I don’t remember much of the detail of the experience, the pictures that came to mind. However I do remember the deep sense of peace I had when I returned to awareness of my surroundings. I am going to die, and it is all right that I am going to die.

Similarly, thinking of the end of the world in the sense of life on this planet. Life here is going to end at some point. Assuming man’s own foolishness does not render the place uninhabitable in the next century or so, it is going to become so eventually. The current scientific view is that the sun will, in its own death throws, swell to possibly swallow the earth it in about 5 billion years. Life would have become impossible here long before that, and there are plenty of other possible events such as asteroid collisions that could result in the same. The scientific consensus about how the universe will die is less clear with various theories of Heat Death (it expands so far and in doing so its temperature tends towards absolute zero) and Big Crunch (it at some point will start to collapse under its own gravitational pull which will eventually result in the reverse of the Big Bang – the universe will disappear up its own singularity). With so many possible causes (I have not mentioned pandemics, food webs becoming unsustainable, collapse of the Earth’s magnetic field, ….), we know not the day we know not the hour when life will end. However it seems very reasonable indeed to assume it will.
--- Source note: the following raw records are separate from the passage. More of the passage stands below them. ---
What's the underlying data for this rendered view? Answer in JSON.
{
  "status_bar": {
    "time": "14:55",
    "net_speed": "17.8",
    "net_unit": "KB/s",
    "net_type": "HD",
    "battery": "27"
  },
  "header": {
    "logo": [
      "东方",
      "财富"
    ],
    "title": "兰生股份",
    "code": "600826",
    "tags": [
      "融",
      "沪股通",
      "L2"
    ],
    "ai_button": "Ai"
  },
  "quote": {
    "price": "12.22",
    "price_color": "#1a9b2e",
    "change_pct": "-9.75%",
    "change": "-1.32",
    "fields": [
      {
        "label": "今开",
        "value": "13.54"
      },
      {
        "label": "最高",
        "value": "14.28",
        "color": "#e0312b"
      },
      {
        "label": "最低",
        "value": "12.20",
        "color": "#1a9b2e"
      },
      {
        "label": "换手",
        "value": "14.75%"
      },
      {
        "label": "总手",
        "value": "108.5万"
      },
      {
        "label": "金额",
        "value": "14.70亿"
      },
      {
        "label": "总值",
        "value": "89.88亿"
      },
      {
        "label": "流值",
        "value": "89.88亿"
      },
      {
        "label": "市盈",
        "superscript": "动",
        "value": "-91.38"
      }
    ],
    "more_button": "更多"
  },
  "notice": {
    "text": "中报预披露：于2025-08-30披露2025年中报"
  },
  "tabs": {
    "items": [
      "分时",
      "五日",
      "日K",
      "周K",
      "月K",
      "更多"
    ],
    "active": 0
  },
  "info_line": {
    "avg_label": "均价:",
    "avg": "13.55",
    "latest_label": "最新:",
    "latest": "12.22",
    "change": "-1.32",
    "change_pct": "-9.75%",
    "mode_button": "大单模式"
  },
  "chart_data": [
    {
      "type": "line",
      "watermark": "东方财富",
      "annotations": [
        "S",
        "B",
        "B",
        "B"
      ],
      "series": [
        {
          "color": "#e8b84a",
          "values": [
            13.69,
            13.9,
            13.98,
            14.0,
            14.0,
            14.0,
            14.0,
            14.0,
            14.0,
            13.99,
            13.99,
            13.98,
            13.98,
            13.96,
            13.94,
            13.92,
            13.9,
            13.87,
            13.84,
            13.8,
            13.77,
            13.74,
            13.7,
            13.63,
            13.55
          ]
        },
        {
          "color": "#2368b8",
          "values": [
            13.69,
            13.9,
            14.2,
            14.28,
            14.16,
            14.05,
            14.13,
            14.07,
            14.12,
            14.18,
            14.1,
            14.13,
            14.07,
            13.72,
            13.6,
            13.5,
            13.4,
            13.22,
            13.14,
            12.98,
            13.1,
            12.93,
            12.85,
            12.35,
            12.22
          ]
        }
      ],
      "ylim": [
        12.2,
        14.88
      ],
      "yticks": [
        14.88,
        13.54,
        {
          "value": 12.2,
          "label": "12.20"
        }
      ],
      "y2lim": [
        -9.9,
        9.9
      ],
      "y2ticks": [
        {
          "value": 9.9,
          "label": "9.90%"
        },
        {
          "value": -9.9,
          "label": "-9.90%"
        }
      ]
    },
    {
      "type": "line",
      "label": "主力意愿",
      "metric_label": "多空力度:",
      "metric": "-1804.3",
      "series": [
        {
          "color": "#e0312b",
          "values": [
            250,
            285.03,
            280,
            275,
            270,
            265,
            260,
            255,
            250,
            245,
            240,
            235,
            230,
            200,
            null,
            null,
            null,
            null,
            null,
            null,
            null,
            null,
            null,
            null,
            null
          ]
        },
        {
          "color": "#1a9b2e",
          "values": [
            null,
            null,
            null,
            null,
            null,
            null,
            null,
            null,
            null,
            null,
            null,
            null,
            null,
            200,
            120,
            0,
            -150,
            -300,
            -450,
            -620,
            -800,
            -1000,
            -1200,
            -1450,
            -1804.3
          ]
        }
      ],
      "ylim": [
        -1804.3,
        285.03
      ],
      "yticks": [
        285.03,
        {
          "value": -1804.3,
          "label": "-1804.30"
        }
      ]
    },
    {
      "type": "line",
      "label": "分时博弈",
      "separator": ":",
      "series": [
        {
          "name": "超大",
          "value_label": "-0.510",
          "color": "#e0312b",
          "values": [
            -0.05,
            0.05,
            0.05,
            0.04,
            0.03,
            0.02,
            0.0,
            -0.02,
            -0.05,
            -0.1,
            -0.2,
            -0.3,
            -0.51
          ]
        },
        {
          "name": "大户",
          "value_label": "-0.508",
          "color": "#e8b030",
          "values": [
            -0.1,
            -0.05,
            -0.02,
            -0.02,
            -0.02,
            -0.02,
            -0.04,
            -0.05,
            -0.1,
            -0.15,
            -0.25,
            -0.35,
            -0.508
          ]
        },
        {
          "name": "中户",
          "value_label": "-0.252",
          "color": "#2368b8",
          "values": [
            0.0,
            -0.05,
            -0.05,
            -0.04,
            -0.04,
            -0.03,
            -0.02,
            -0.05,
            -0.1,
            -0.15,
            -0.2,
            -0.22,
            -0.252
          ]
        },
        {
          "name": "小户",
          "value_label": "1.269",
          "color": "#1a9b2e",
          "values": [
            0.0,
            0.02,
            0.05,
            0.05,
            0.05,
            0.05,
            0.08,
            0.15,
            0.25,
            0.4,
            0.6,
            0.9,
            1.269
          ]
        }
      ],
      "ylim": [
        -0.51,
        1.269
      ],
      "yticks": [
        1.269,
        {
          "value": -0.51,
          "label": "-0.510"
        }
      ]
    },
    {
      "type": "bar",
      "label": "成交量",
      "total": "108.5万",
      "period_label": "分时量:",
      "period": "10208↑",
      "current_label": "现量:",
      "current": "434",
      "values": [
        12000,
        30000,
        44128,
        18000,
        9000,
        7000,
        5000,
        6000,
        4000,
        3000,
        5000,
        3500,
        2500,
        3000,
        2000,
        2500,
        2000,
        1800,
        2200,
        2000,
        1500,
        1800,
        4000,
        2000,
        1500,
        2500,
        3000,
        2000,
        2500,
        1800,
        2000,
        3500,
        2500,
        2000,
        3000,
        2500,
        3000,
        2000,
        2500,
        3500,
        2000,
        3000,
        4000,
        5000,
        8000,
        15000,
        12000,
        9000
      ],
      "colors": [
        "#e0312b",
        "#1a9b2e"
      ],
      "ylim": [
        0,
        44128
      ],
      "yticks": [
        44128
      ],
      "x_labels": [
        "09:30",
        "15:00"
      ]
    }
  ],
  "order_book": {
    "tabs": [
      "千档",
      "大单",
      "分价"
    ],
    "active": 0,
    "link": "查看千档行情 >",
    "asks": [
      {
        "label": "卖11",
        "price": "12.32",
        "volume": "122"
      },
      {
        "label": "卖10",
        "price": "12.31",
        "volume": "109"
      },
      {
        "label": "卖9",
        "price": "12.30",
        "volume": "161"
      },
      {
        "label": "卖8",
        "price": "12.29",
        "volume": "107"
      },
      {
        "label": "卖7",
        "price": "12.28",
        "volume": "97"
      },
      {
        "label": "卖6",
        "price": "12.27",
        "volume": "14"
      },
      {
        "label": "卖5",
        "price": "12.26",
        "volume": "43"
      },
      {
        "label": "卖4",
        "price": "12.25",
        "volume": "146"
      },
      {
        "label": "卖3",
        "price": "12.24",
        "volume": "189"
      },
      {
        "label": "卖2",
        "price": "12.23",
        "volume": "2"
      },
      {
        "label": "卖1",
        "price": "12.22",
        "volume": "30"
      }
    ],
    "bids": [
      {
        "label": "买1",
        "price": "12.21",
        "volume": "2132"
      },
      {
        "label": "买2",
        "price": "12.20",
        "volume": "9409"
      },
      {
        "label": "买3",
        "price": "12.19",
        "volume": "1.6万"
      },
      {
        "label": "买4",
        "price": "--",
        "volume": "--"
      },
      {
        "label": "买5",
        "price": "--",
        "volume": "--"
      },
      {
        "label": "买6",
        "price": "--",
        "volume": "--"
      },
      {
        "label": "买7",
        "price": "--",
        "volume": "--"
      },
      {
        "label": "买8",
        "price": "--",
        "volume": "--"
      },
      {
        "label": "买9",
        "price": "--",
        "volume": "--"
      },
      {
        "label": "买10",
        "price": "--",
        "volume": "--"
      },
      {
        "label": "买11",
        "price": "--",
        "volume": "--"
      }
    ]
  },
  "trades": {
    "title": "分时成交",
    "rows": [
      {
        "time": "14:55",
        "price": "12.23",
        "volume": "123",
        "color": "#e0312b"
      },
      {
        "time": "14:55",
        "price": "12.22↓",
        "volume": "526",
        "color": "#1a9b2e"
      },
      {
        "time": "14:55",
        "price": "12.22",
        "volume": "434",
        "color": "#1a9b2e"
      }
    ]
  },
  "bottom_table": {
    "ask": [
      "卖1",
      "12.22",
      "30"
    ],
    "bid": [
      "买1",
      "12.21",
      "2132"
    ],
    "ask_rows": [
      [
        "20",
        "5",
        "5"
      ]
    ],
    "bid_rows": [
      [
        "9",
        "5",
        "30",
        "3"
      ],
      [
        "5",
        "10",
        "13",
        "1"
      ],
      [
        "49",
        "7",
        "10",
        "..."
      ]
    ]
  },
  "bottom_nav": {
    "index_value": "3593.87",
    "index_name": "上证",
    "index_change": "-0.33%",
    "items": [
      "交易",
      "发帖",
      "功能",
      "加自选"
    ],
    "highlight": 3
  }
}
In conclusion I come to what I can only call a personal statement of faith. I believe in a God who creates (present continuous deliberately) and sustains the universe. Indeed in my imagining of that I envisage Him/Her entwined with, even innate to every sub-atomic particle and unfolding as the universe unfolds. He/She was there in some way at my conception and my birth and will be there at my death. Somehow God weaves on the whole loom of existence the minuscule thread that is my life. (If that analogy implies a God who pulls the strings it was not meant to.) I have no idea if I will have any conscious existence after death. But in the words of the much-loved English mystic Julian of Norwich: “All shall be well, and all shall be well, and all manner of thing shall be well“.